How can I integrate:
$$\int_{-3}^3 (x^2-3)^{3} \,dx,$$
neither expanding the polynomial nor using the relationship between integral and derivatives? I mean, there is a way to compute this integral using for instance properties of integral? like the invariance by translation?
Thank you.
On
Perhaps more than a bit of overkill, but you could get a generating function for all the integrals $J_n = \int_{-3}^3 (x^2-3)^n \; dx$:
$$\eqalign{g(t) &= \sum_{n=0}^\infty t^n J_n\cr & = \int_{-3}^3 \sum_{n=0}^\infty t^n (x^2-3)^n\; dx \cr &= \int_{-3}^3 \dfrac{dx}{1 + 3 t - t x^2}\cr &= \dfrac{2}{\sqrt{3t^2+t}} \text{arctanh}\left( \dfrac{3\sqrt{t}}{\sqrt{3t+1}}\right)\cr}$$
And then taking the first terms of the Taylor series:
$$g(t) = 6 + \dfrac{216}{5} t^2 + \dfrac{2592}{35} t^3 + \ldots $$
so that $J_3 = 2592/35$.
If that last is too much like an "expansion": $g(t)$ satisfies the differential equation
$$ 72 t g(t) + (144 t^2 + 12 t - 3) g'(t) + (36 t^3 + 6 t^2 - 2 t) g''(t) = 0$$
from which we can obtain a recursion for the coefficients $J_n$: $$ \left( 36\,n+36 \right) J_n + \left( 6\,n+6 \right) J_{n+1} + \left( -2\,n-5 \right) J_{n+2} = 0$$ Given that $J_0 = 6$ and $J_1 = 0$ (which are easy to calculate), the case $n=0$ gives us $216 - 5 J_2 = 0$, so $J_2 = 216/5$, and then $n=1$ gives us $2592/5 - 7 J_3 = 0$, or $J_3 = 2592/35$.
On
For $\theta$ in $\mathbb{R}$ define $I(\theta) = \int_{-3}^{3}{({x^2-3\theta})^3 dx}$. Note that the integrand is a polynomial in $\theta$ of degree $3$ and because you are integrating in $x$, then $I(\theta)$ is a polynomial in $\theta$ of degree less than or equal to $3$. Because of this, $I(\theta)$ agrees with its Taylor polynomial of order $3$ centered at $0$. Differentiating under the integral sign, you can calculate
$$ I^{(n)} (0) = \frac{\partial ^ nI}{\partial \theta^n} \bigg|_{\theta = 0} = \int_{-3}^{3}{ \frac{\partial^n}{\partial \theta^n} ({x^2-3\theta})^3 \bigg|_{\theta = 0} dx}$$
Note that because you are evaluating at $\theta=0$ you will not have to expand powers. You get $$I(\theta) = \frac{2}{7}\cdot3^7 - \frac{2}{5} \cdot 3^7 \cdot\theta + 2 \cdot 3^5 \cdot\theta^2 - 2 \cdot 3^4 \cdot\theta^3$$
Now $I(1) = \frac{2592}{35}$.
$$\int_{-3}^{3}(x^2-3)^3\,dx = 81 \int_{-1}^{1}(3u^2-1)^3\,du \stackrel{IBP}{=}81\left(16-18\int_{-1}^{1}x^2(3x^2-1)^2\,dx\right)\tag{1}$$
Now we may exploit the fact that the last integral is a $L^2$ norm.

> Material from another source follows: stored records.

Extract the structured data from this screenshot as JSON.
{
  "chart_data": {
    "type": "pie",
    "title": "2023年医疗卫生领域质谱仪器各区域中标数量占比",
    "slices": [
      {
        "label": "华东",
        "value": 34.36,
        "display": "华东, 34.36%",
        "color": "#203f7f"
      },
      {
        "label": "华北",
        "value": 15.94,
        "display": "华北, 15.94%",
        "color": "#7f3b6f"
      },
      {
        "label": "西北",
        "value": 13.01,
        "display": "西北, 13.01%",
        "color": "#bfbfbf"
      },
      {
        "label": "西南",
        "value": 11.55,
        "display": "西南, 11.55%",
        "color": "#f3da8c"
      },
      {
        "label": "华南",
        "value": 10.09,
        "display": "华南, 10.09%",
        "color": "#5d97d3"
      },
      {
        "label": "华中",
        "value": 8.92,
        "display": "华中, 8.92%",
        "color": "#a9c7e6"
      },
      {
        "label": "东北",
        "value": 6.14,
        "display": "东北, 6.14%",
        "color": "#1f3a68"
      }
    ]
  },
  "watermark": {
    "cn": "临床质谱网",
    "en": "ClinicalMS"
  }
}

Since, in terms of Legendre polynomials: $$ x(3x^2-1) = \frac{4}{5}\,P_1(x) + \frac{6}{5}\,P_3(x) \tag{2}$$ we have: $$ \int_{-1}^{1} x^2(3x^2-1)^2\,dx = \frac{16}{25}\cdot\frac{2}{3}+\frac{36}{25}\cdot\frac{2}{7} = \frac{88}{105}\tag{3}$$ and the original integral equals $\color{red}{\large\frac{2592}{35}}$.
Probably $(2)$ counts as an expansion, but it is a rather easy one.